New York has emerged as the epicenter of the pandemic. The state reported more than 37,000 infections, equaling more than half of America's cases. The accelerating rate in New York has spilled over into neighboring New Jersey, which now has the second-highest state total in the U.S.

Deborah Birx, who is on the White House's coronavirus task force, said on Thursday that new hot spots are forming in the counties that include Detroit and Chicago.

Millions of Americans are teleworking if they can. Many others are out of work altogether. Nearly 3.3 million have filed unemployment claims last week. Market volatility has been rocking investors for weeks. And dozens of leading economic forecasters say the virus is lurching the global economy into a recession.
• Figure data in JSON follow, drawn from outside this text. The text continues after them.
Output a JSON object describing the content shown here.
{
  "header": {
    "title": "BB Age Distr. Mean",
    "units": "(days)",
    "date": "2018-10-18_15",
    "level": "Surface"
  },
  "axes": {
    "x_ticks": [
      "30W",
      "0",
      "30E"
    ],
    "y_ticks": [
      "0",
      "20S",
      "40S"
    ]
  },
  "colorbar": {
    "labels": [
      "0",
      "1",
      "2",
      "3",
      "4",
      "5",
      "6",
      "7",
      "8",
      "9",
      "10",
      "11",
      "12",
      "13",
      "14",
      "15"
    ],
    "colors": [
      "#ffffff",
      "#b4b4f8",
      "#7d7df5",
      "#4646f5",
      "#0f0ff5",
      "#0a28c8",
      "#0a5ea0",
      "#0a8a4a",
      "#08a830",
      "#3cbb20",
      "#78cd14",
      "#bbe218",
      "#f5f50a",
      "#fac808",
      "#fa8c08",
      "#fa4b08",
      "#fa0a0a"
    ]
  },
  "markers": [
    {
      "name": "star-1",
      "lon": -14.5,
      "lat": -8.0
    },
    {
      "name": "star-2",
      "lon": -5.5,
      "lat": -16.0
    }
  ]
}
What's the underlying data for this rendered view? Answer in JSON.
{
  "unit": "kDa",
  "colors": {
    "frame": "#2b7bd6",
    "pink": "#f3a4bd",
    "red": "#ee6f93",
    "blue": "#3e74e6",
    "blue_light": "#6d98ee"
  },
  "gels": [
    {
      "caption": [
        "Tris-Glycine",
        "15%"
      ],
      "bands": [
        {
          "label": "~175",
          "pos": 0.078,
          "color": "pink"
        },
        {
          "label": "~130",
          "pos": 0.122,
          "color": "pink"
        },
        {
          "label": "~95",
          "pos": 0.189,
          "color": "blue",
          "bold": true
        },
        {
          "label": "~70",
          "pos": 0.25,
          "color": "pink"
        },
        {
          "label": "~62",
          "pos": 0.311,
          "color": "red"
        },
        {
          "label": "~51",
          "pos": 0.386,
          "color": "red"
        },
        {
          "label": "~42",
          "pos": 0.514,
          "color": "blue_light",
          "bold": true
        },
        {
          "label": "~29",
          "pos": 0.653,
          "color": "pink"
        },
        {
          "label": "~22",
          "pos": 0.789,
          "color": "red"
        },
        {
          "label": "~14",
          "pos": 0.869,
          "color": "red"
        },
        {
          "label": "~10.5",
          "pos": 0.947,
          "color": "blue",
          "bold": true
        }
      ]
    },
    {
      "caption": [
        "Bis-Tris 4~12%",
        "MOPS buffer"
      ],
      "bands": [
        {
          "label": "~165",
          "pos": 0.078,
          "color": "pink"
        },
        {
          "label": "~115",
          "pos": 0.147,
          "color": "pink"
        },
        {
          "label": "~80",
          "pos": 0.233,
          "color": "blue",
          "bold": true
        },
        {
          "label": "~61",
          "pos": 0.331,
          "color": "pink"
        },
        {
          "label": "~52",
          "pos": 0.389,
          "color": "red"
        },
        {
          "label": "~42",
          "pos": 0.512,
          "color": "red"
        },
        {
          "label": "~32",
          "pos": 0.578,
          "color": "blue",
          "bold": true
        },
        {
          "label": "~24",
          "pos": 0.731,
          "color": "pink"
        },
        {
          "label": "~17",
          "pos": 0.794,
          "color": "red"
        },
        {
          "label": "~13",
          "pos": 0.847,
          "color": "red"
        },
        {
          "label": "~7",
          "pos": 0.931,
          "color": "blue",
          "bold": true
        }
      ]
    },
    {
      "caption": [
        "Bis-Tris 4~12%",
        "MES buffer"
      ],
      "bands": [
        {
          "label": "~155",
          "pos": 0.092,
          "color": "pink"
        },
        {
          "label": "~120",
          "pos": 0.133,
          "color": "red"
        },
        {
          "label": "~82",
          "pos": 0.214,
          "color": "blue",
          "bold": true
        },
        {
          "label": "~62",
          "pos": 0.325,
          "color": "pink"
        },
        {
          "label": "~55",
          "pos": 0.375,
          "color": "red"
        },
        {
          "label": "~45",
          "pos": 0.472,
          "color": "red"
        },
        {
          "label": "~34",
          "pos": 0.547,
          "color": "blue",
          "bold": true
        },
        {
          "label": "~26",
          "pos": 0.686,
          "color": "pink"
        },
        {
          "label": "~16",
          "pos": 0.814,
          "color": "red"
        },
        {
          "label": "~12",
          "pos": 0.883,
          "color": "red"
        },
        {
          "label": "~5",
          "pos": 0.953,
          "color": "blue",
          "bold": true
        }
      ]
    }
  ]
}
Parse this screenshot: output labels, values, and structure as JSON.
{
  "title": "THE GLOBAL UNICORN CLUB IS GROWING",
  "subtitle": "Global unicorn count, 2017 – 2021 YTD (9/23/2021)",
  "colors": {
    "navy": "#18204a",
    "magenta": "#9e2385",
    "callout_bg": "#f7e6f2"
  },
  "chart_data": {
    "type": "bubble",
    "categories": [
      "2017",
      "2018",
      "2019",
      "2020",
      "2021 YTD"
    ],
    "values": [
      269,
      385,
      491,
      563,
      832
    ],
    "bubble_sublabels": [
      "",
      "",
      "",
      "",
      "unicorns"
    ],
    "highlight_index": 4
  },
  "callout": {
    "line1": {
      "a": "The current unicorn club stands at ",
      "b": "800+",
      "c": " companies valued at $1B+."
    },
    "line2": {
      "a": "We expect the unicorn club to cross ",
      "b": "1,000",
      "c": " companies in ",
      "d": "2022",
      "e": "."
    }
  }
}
Trump, meanwhile, has indicated that he would like to see the country open to business by Easter, a timeline that is much sooner than what public health experts are advising.

White House officials say updated guidelines on possibly loosening social distancing recommendations could arrive as soon as next week.

A historic $2 trillion relief package was passed by the Senate on Wednesday night with hopes to providing a jolt to a limping economy. Among the provisions of the more than 800-page bill: sending $1,200 direct payments to most American adults.

The House on Friday is poised to take up the measure and is expected to pass it. Trump has said he is ready to sign the bill into law.